O daltonismo costuma ser tratado como uma limitação discreta do dia a dia, que afeta placas de trânsito, gráficos ou combinações de roupas. Mas uma nova pesquisa sugere que ele pode ter consequências muito mais sérias. Um estudo liderado por cientistas da Universidade de Stanford indica que pessoas com deficiência de visão de cores apresentam menor sobrevida quando desenvolvem câncer de bexiga — possivelmente porque deixam de notar um dos sinais mais importantes da doença em estágio inicial.
Quando a cor faz diferença na detecção do câncer
A pesquisa analisou registros médicos eletrônicos de pessoas com daltonismo diagnosticadas com câncer. Foram avaliados 136 pacientes com câncer de bexiga e 187 com câncer colorretal, todos comparados a grupos semelhantes sem deficiência de visão de cores.
O resultado chamou atenção: indivíduos com daltonismo e câncer de bexiga tiveram uma expectativa de vida menor do que seus pares não daltônicos. Ao longo de 20 anos, o risco geral de morte foi 52% maior nesse grupo.
Segundo os autores, a explicação mais plausível é perceptiva. O câncer de bexiga frequentemente provoca hematúria — presença de sangue na urina — ainda nas fases iniciais, muitas vezes sem dor. Para quem tem dificuldade em distinguir tons de vermelho e verde, esse sinal pode simplesmente passar despercebido, atrasando a busca por atendimento médico.
Já no câncer colorretal, não houve diferença significativa de sobrevida entre pessoas com e sem daltonismo. Os pesquisadores levantam a hipótese de que isso ocorre porque esse tipo de câncer costuma causar outros sintomas perceptíveis, como diarreia ou constipação persistentes. Além disso, há recomendações amplas de rastreamento a partir dos 45 anos, o que pode reduzir o tempo até o diagnóstico, independentemente da percepção visual.
O que é o daltonismo e por que ele pode mascarar sintomas
A deficiência de visão de cores é relativamente comum, especialmente entre homens: estima-se que cerca de 8% dos homens apresentem algum grau de daltonismo, contra aproximadamente 0,5% das mulheres. Na maioria dos casos, a condição tem origem genética e está ligada ao funcionamento anormal das células cone da retina, responsáveis por detectar luz azul, vermelha e verde.
Como o cérebro combina esses sinais para formar a percepção de cores, alterações nesse sistema costumam dificultar principalmente a distinção entre vermelho e verde — justamente os tons associados ao sangue.
Em muitos casos, o daltonismo é tão leve que a pessoa passa anos sem saber que tem a condição. Isso ajuda a explicar por que sinais sutis, como alterações na cor da urina, podem não ser reconhecidos como algo fora do normal.
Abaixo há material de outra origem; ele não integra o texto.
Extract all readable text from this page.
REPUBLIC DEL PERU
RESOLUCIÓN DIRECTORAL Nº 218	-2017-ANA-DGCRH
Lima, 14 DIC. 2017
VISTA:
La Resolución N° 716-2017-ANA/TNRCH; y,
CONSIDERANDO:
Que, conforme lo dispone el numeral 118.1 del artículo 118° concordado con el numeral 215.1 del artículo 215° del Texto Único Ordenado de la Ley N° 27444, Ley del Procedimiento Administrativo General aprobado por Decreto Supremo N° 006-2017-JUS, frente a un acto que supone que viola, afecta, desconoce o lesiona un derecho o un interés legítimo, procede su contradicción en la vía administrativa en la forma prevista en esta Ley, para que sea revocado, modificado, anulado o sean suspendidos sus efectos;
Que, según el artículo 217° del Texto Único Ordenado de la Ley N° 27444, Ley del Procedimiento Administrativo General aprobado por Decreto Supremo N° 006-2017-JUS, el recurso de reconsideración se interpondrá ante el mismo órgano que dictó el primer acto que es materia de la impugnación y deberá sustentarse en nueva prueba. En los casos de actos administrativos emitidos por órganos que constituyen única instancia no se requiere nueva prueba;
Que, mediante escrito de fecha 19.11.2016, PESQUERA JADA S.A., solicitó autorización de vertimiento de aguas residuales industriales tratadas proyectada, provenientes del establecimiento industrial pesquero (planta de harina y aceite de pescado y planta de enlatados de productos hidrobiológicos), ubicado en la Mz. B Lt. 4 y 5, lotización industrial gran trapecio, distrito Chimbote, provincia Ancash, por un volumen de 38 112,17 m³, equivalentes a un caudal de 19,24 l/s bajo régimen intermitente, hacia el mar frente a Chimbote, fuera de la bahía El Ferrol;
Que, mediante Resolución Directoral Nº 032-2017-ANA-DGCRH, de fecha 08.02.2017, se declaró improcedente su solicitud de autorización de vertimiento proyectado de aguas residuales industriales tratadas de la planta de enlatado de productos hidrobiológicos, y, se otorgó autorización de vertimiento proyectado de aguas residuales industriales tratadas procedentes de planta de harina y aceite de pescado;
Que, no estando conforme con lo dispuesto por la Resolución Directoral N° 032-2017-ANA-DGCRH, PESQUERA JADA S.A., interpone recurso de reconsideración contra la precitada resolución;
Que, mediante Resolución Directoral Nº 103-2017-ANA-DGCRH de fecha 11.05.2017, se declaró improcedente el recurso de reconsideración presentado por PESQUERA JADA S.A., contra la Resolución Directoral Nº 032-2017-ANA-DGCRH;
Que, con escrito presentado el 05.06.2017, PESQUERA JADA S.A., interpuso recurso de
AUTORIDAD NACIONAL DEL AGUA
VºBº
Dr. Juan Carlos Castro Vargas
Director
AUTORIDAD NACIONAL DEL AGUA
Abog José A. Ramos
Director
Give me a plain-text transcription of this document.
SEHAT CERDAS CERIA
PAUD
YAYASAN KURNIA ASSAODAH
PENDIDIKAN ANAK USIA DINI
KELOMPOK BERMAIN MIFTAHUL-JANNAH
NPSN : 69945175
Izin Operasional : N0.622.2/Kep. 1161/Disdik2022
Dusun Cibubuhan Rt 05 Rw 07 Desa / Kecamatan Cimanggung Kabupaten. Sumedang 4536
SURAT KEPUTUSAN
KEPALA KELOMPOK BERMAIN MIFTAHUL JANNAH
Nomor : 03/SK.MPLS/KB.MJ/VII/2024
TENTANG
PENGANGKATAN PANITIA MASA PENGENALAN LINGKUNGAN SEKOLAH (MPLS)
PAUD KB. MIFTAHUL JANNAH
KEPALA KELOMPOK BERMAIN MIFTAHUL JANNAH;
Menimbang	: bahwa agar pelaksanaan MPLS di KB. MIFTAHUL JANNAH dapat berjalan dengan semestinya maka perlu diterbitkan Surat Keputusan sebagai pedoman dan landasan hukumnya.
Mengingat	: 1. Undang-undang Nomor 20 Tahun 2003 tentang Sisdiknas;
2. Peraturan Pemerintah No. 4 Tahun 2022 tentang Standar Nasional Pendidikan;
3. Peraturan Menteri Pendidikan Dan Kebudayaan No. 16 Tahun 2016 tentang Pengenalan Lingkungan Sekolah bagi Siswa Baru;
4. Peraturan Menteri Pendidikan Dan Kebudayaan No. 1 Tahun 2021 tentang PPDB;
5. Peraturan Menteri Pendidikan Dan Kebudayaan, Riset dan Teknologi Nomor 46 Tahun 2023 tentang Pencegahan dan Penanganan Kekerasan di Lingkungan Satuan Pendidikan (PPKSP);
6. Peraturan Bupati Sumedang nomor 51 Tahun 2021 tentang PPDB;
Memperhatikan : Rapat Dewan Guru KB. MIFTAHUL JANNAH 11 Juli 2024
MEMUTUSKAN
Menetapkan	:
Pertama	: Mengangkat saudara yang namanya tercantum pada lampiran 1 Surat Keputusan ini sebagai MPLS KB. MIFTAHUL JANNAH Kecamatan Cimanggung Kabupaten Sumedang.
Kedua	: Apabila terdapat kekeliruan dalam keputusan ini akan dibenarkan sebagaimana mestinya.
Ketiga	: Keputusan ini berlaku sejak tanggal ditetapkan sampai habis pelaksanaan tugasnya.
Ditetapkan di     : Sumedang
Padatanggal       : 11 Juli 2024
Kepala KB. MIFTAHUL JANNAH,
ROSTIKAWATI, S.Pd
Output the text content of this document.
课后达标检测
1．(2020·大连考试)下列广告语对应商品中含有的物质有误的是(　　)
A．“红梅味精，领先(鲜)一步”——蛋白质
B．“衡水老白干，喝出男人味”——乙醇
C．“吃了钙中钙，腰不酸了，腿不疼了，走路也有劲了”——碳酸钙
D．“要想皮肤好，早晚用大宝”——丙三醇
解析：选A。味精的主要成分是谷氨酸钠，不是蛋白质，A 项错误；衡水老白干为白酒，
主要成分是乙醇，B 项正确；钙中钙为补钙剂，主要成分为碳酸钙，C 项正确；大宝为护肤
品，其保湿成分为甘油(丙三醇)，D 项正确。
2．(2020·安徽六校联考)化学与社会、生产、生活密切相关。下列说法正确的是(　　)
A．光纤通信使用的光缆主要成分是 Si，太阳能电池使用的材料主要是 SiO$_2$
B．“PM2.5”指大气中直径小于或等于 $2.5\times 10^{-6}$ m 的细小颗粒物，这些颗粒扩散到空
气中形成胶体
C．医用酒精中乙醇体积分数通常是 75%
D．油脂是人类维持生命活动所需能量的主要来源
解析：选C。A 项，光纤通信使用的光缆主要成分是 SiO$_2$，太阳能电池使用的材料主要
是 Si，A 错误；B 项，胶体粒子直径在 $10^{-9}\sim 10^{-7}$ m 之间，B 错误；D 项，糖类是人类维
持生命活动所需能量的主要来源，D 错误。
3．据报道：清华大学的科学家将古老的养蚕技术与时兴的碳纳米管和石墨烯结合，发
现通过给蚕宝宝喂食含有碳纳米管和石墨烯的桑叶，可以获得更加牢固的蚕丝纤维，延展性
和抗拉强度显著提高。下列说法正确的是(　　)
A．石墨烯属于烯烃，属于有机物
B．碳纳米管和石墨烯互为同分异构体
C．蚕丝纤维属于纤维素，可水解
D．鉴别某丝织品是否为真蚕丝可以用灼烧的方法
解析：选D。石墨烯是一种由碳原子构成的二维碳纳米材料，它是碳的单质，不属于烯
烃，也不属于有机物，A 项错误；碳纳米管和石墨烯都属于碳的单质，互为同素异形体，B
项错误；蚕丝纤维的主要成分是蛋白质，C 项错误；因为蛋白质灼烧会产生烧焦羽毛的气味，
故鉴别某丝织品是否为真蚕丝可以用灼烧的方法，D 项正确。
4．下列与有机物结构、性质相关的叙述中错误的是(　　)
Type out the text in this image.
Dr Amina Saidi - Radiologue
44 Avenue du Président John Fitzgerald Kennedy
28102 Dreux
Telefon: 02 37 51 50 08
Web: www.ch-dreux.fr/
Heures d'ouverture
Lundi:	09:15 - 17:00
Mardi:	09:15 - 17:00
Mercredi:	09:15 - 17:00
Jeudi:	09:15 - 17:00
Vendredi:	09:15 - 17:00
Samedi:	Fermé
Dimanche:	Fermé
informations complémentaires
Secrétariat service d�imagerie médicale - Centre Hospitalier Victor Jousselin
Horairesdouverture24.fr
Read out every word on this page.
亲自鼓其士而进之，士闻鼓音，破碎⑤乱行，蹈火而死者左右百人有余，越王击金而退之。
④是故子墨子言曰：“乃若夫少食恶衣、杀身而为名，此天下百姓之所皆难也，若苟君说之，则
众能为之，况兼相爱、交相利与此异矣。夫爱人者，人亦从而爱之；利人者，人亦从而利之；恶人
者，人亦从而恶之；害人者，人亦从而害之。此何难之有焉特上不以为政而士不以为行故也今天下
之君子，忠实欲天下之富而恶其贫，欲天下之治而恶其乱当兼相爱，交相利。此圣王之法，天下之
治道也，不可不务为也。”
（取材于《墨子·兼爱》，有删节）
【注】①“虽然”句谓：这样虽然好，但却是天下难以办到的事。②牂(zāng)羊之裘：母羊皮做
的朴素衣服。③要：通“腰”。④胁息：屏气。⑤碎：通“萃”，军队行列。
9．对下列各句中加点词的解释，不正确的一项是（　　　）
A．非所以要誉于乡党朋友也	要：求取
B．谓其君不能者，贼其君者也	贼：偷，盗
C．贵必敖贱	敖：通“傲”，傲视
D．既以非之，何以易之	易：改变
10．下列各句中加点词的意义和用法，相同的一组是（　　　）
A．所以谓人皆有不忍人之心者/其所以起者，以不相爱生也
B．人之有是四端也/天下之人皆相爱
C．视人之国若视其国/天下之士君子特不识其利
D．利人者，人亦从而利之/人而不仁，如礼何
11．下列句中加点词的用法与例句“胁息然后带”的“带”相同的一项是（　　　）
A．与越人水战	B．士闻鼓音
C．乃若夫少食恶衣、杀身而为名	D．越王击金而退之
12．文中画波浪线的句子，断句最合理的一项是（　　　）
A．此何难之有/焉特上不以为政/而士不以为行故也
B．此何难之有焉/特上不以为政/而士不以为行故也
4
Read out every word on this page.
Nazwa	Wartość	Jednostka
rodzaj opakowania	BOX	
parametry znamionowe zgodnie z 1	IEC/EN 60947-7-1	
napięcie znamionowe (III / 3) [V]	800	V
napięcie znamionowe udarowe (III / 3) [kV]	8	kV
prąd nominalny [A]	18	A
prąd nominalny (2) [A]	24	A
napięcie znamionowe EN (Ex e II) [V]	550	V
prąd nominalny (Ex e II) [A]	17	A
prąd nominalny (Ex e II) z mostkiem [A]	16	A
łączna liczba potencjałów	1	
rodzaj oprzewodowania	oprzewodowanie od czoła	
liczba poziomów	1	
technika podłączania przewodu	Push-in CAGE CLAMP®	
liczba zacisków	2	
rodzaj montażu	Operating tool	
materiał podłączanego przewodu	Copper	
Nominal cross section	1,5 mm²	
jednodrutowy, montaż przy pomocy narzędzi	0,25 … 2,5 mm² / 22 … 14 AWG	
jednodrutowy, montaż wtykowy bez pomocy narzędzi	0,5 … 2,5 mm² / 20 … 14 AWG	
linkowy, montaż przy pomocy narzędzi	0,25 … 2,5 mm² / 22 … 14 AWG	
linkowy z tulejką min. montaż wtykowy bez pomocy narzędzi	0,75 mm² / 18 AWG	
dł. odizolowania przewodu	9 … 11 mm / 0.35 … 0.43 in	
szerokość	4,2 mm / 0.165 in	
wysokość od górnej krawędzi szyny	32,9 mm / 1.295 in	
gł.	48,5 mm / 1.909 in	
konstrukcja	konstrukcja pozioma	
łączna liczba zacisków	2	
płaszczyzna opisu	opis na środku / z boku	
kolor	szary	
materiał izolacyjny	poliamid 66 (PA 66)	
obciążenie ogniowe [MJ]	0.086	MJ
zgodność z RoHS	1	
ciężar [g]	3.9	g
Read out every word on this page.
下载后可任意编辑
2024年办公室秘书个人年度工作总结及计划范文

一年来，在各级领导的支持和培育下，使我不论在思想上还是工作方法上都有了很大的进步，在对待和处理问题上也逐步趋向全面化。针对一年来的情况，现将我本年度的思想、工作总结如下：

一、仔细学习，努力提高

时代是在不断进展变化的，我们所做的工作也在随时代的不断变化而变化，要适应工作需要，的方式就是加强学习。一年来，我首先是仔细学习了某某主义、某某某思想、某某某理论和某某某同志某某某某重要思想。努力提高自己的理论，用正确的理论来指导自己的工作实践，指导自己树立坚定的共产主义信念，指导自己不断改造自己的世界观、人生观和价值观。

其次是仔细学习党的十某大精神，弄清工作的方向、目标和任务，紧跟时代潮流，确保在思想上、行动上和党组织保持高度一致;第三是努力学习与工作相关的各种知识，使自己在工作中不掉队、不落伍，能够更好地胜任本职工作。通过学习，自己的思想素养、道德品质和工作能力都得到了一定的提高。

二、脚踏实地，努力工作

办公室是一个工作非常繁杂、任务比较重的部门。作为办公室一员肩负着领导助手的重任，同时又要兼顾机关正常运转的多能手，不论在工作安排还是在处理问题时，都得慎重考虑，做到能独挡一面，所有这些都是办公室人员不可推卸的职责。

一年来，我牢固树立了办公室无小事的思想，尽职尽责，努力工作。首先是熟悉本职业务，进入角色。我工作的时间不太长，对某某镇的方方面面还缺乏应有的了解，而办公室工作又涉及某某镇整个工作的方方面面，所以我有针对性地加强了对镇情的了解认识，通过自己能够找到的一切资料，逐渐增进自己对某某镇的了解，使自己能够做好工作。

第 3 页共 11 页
Um alerta para médicos e pacientes
Ehsan Rahimy, professor associado clínico de oftalmologia em Stanford e autor sênior do estudo, afirma que o objetivo não é gerar alarme, mas ampliar a consciência sobre uma possível lacuna na detecção precoce. Para ele, os resultados devem servir como sinal de atenção tanto para pacientes quanto para profissionais de saúde.
Os pesquisadores deixam claro que o trabalho não prova uma relação causal direta entre daltonismo e pior evolução do câncer de bexiga. Também não defendem mudanças imediatas nas diretrizes clínicas. Ainda assim, argumentam que o achado merece investigação adicional.
No artigo, publicado na revista Nature Health, a equipe sugere que médicos mantenham maior suspeição diagnóstica em pacientes com deficiência de visão de cores e sintomas urinários inespecíficos. Eles também levantam a possibilidade de, no futuro, discutir estratégias de rastreamento específicas para indivíduos de alto risco com daltonismo.
Pequenas diferenças, grandes impactos
O estudo reforça uma ideia cada vez mais presente na medicina: características aparentemente secundárias podem influenciar profundamente o acesso ao diagnóstico precoce. Nesse caso, algo tão básico quanto a percepção de cor pode alterar o momento em que uma doença grave é descoberta.
Para os autores, compreender essas diferenças é essencial para reduzir desigualdades invisíveis no cuidado à saúde. Se confirmados por pesquisas maiores, os resultados podem abrir caminho para abordagens mais personalizadas de triagem e acompanhamento.
Enquanto isso, a principal mensagem é simples: pessoas com daltonismo devem ficar atentas a qualquer mudança na urina, mesmo que não percebam coloração avermelhada, e profissionais de saúde precisam considerar que sinais visuais clássicos nem sempre são percebidos da mesma forma por todos.
Às vezes, o desafio não é apenas enxergar um problema — é perceber que nem todo mundo vê o mundo do mesmo jeito.